Just like in basketball, sometimes in your financial planning, you must shoot the 3-pointer. Man that sounds so cheezy, I sound like Marlin Perkins from Mutual of Omaha’s Wild Kingdom, but be that as it may, yes, sometimes you need to take a risk and crank up the 3-pointer.
So what in the world could I mean by this ungainly metaphor? Well, stay with me on this one, sometimes the following “risks” are calculated and called for in your financial plans:
- Buying a house when you think you can’t afford it. I don’t know anyone who has bought a house and said, “Yes, we could afford it”, everyone I know is nervous as hell when they buy a house, but owning a house, as long as it’s not on a toxic waste dump is usually a good investment. Now I am not condoning:
- $0 down schemes to flip houses
- Mortgage fraud schemes for profit
- Any other shady deals to do with real estate
- Start paying off bills and making sacrifices in your family’s spending. Yes to some people, this is a risk, not spending $4000 on Christmas this year but instead paying off your debt. Your spoiled kids might get pissed off at you, but at the end, having no debt is a better place to be (and maybe it will teach your kids the value of money).

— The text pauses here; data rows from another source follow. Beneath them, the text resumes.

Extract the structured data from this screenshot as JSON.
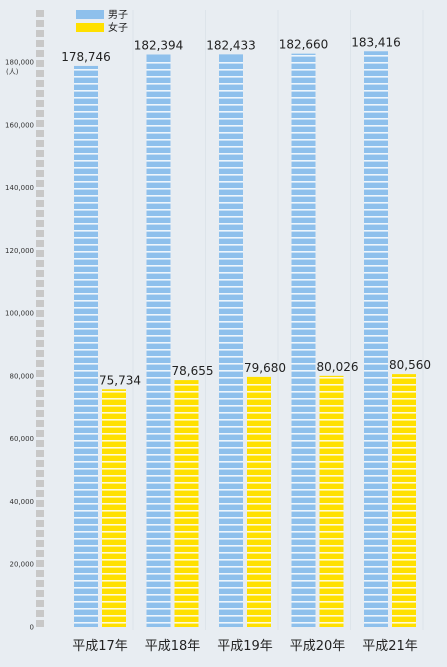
{
  "chart_data": {
    "type": "bar",
    "categories": [
      "平成17年",
      "平成18年",
      "平成19年",
      "平成20年",
      "平成21年"
    ],
    "series": [
      {
        "name": "男子",
        "values": [
          178746,
          182394,
          182433,
          182660,
          183416
        ]
      },
      {
        "name": "女子",
        "values": [
          75734,
          78655,
          79680,
          80026,
          80560
        ]
      }
    ],
    "value_labels": [
      [
        "178,746",
        "182,394",
        "182,433",
        "182,660",
        "183,416"
      ],
      [
        "75,734",
        "78,655",
        "79,680",
        "80,026",
        "80,560"
      ]
    ],
    "yticks": [
      0,
      20000,
      40000,
      60000,
      80000,
      100000,
      120000,
      140000,
      160000,
      180000
    ],
    "ytick_labels": [
      "0",
      "20,000",
      "40,000",
      "60,000",
      "80,000",
      "100,000",
      "120,000",
      "140,000",
      "160,000",
      "180,000"
    ],
    "ylabel": "(人)",
    "ylim": [
      0,
      180000
    ],
    "legend": "top-left",
    "colors": {
      "男子": "#8ec0ec",
      "女子": "#ffe000",
      "background": "#e8edf2"
    }
  }
}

- Open a trading account and start learning how to invest. Yes, this one is risky, and it takes a certain amount of common sense, but read a lot, with an eye towards what makes sense to you, and start investing in your future. Don’t just buy Mutual Funds assuming the management of those funds know what they are doing (they might, but they are making a lot of money off you for doing it).
- Go into your bank and tell them you aren’t paying $25.00 a month to have the privilege of them holding your money. Say you are going elsewhere if they don’t lower their rates. What’s the worst thing they can do? Say No? Big deal, of course. Be ready if they call your bluff to go somewhere else as well.
Take a risk does not mean buy lottery tickets, holding up a bank, or embezzling funds from your employer. Take SMART risks!!!